Kimberly came to the realization that to persevere she needed to accept her “new normal”, stand up for herself, and start living again. She started speaking about her injury openly at high schools, universities, churches, and burn conferences. After getting involved with the American Burn Association and the Phoenix Society she became a certified Survivors Offering Assistance in Recovery (SOAR) volunteer. She has even served on the HMC Burn Center Consumer Advisory Board (CAB) and held school re-entry assemblies. Through these organizations and other community volunteer programs, she shed her cocoon and flourished. Helping others was a tremendous source of personal healing. Her favorite quote is from Chuck Swindoll; “Life is 10% what happens to you and 90% how you respond.” She finds it especially true for anyone who has experienced trauma.

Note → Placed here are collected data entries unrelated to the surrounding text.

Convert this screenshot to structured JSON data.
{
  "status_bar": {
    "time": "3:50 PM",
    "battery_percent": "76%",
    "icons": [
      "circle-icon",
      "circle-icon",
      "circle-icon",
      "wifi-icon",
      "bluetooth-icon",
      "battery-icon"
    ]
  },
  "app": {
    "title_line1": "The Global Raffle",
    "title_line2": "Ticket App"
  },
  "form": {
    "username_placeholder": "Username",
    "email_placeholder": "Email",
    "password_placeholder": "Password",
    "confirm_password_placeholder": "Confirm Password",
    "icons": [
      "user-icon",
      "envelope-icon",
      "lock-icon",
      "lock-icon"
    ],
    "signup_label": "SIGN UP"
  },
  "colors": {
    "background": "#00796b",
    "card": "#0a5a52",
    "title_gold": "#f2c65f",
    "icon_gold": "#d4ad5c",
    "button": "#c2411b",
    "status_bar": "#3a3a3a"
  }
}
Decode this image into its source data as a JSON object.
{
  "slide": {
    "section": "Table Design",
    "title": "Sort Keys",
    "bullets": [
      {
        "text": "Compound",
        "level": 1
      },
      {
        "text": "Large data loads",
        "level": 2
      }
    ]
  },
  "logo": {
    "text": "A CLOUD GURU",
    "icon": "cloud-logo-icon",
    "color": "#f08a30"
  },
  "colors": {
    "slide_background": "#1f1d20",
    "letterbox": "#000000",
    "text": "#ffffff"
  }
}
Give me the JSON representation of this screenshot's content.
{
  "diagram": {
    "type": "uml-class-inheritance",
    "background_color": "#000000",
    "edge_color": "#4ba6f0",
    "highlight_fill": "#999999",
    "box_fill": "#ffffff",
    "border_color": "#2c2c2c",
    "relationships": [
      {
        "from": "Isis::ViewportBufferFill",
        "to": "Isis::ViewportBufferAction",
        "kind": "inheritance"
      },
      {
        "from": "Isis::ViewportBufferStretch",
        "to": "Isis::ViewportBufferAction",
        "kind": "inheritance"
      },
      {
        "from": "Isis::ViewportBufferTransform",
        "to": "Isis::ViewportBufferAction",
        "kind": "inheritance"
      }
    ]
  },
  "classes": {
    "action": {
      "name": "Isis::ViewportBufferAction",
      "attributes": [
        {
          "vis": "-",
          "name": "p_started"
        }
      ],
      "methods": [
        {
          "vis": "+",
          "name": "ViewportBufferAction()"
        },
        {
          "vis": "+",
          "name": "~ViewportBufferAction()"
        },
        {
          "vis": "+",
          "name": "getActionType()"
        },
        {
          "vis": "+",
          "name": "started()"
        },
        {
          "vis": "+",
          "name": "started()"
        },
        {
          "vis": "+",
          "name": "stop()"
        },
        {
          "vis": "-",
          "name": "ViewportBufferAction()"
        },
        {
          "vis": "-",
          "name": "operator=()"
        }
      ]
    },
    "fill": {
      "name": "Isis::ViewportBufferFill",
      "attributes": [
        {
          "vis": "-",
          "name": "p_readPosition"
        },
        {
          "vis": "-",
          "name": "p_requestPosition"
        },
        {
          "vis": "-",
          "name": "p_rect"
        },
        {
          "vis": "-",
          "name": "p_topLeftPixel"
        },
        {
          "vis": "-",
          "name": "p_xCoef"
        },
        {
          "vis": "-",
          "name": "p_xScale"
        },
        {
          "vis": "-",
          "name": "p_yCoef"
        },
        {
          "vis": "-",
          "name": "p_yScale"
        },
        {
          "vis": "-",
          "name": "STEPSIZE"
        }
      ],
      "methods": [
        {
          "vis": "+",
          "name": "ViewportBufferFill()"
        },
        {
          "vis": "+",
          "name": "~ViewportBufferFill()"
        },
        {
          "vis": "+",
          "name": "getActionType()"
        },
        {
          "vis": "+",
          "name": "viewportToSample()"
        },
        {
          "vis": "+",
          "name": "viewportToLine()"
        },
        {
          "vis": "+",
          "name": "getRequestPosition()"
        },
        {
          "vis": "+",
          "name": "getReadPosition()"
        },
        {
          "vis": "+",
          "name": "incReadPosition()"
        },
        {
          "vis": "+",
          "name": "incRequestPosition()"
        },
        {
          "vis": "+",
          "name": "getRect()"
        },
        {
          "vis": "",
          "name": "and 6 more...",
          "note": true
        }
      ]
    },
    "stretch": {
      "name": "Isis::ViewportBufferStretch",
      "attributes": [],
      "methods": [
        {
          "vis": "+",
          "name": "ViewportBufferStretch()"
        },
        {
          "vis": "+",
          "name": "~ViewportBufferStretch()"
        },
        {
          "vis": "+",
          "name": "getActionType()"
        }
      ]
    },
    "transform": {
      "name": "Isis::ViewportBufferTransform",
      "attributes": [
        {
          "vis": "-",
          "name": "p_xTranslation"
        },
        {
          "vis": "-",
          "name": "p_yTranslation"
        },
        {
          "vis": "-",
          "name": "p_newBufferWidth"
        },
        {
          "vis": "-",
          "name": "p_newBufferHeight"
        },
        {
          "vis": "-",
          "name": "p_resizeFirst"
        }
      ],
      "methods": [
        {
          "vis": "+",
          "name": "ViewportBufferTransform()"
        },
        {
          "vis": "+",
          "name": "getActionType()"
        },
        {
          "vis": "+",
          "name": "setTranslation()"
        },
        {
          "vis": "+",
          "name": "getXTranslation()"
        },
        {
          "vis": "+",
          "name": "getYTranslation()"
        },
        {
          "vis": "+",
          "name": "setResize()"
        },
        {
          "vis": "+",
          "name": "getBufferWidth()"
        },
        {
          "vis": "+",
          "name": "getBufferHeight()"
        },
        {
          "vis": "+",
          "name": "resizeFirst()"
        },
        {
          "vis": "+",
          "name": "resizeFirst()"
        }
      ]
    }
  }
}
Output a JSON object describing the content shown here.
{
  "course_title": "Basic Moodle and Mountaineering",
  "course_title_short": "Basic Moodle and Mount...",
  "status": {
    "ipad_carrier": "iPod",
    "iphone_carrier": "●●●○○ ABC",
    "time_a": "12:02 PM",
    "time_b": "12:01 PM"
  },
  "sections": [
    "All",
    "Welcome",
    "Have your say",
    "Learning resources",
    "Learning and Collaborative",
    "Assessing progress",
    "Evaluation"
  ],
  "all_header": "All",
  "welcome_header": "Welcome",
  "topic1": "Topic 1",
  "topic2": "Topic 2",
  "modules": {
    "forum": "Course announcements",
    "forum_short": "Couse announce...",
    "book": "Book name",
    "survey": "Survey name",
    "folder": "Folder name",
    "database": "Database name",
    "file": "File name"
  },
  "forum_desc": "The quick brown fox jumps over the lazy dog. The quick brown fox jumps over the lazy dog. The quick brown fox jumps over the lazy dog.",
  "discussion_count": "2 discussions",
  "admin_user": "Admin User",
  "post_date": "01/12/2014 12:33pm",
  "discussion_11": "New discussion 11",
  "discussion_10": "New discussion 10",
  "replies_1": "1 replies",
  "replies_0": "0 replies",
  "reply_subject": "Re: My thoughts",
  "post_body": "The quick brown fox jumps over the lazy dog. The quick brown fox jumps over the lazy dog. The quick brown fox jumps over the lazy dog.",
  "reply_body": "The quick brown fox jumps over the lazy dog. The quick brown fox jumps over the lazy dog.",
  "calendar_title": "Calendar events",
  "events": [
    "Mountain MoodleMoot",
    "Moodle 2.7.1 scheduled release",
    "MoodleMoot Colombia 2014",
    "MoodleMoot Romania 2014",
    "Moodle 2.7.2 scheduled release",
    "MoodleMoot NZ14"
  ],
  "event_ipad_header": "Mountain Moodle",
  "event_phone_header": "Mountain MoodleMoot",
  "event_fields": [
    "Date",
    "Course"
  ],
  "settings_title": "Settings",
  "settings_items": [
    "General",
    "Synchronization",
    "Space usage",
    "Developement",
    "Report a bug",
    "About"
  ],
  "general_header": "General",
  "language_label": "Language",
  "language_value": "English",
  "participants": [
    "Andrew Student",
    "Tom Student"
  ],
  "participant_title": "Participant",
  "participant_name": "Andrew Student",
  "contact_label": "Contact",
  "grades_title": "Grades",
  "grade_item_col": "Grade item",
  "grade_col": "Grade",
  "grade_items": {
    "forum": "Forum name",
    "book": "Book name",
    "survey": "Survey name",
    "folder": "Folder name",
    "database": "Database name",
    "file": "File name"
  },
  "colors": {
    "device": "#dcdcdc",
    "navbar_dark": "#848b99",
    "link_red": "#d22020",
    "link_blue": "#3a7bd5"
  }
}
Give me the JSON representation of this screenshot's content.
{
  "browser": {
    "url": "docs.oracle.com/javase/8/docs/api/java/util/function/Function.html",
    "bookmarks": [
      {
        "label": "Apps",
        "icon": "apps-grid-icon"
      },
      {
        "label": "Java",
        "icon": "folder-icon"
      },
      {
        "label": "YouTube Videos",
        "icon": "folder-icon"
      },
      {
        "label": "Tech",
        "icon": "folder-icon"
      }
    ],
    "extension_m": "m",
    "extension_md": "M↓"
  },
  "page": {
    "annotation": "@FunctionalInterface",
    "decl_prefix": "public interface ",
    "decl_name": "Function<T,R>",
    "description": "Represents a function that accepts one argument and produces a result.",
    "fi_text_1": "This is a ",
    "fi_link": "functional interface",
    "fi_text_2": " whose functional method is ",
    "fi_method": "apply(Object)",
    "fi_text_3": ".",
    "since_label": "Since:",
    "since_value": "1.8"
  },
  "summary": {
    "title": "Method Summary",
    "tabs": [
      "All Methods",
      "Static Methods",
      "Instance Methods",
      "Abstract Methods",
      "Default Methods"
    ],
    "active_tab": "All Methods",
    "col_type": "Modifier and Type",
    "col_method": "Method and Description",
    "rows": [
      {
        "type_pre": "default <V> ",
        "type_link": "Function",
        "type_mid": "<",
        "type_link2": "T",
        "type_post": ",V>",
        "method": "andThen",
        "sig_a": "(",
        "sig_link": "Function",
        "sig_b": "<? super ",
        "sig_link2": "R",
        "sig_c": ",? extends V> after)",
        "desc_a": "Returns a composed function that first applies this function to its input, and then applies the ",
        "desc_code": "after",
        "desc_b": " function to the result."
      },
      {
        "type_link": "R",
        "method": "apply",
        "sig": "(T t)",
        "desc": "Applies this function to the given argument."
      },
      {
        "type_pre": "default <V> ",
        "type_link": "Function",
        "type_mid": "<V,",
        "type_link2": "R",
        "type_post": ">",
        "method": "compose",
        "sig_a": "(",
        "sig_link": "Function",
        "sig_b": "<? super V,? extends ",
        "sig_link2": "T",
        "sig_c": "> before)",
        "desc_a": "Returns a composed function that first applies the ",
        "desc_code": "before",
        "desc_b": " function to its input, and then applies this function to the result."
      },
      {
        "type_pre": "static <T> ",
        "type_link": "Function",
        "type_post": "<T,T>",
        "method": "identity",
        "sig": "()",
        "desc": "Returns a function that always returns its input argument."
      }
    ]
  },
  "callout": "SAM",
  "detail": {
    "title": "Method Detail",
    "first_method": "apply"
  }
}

Why does Kimberly think people should consider referring to the MSKTC resources?
When Kimberly was burned, back in 1984, there were very few resources available. All she had access to focus on was wound care post-discharge. School or work re-entry programs did not exist to assist with the traumatic transition of re-joining society after 3 months in the hospital. MSKTC has answers and help for all burn-related questions. There are resources for the basics such as itching, and more personal topics such as intimacy and everything in between; food, exercise, PTSD, etc. Some things are difficult to talk to others about, but you can get the answers and help you need from the website. In recovery, it is also helpful to talk to others who have walked this path, and MSKTC provides resources to connect with others as well. Kimberly was surprised and delighted that there were resources she could share with her friend who has multiple sclerosis in the form of wheelchair options. The website is useful and user-friendly, and if you do not find what you are looking for, they have a question box you can use to reach their team of responsive professionals.
Why does Kimberly want to be an MSKTC ambassador
In her early days of recovery, Kimberly felt lost, discouraged, and struggled with her survival. She crossed numerous stepping stones before she was able to reach a place of acceptance regarding her visible scars. When she was able to turn her internal dialogue from negative to positive, she decided to dedicate herself to educating the public about burns and advocating for people after a burn injury. As an ambassador, she can continue to be a source of encouragement, compassion, and assistance to her fellow burn survivors. She feels that the best way to support others is to walk beside them so that no one feels alone or that they must overcome their burns on their own. There are a lot of people in the MSKTC Ambassador program who are available to help and countless resources are at your fingertips through their site.
What has Kimberly done as an MSKTC ambassador?
When Kimberly gives presentations, she is sure to include the MSKTC web address and pertinent information as one of her vital resources. She is sharing the MSKTC resources through her social media and has reached out to colleagues who work in the fields of traumatic brain injuries and spinal cord injuries to inform them of its efficacy. Kimberly reviewed and provided feedback on the MSKTC resources to ensure they are user-friendly and relevant to burn survivors.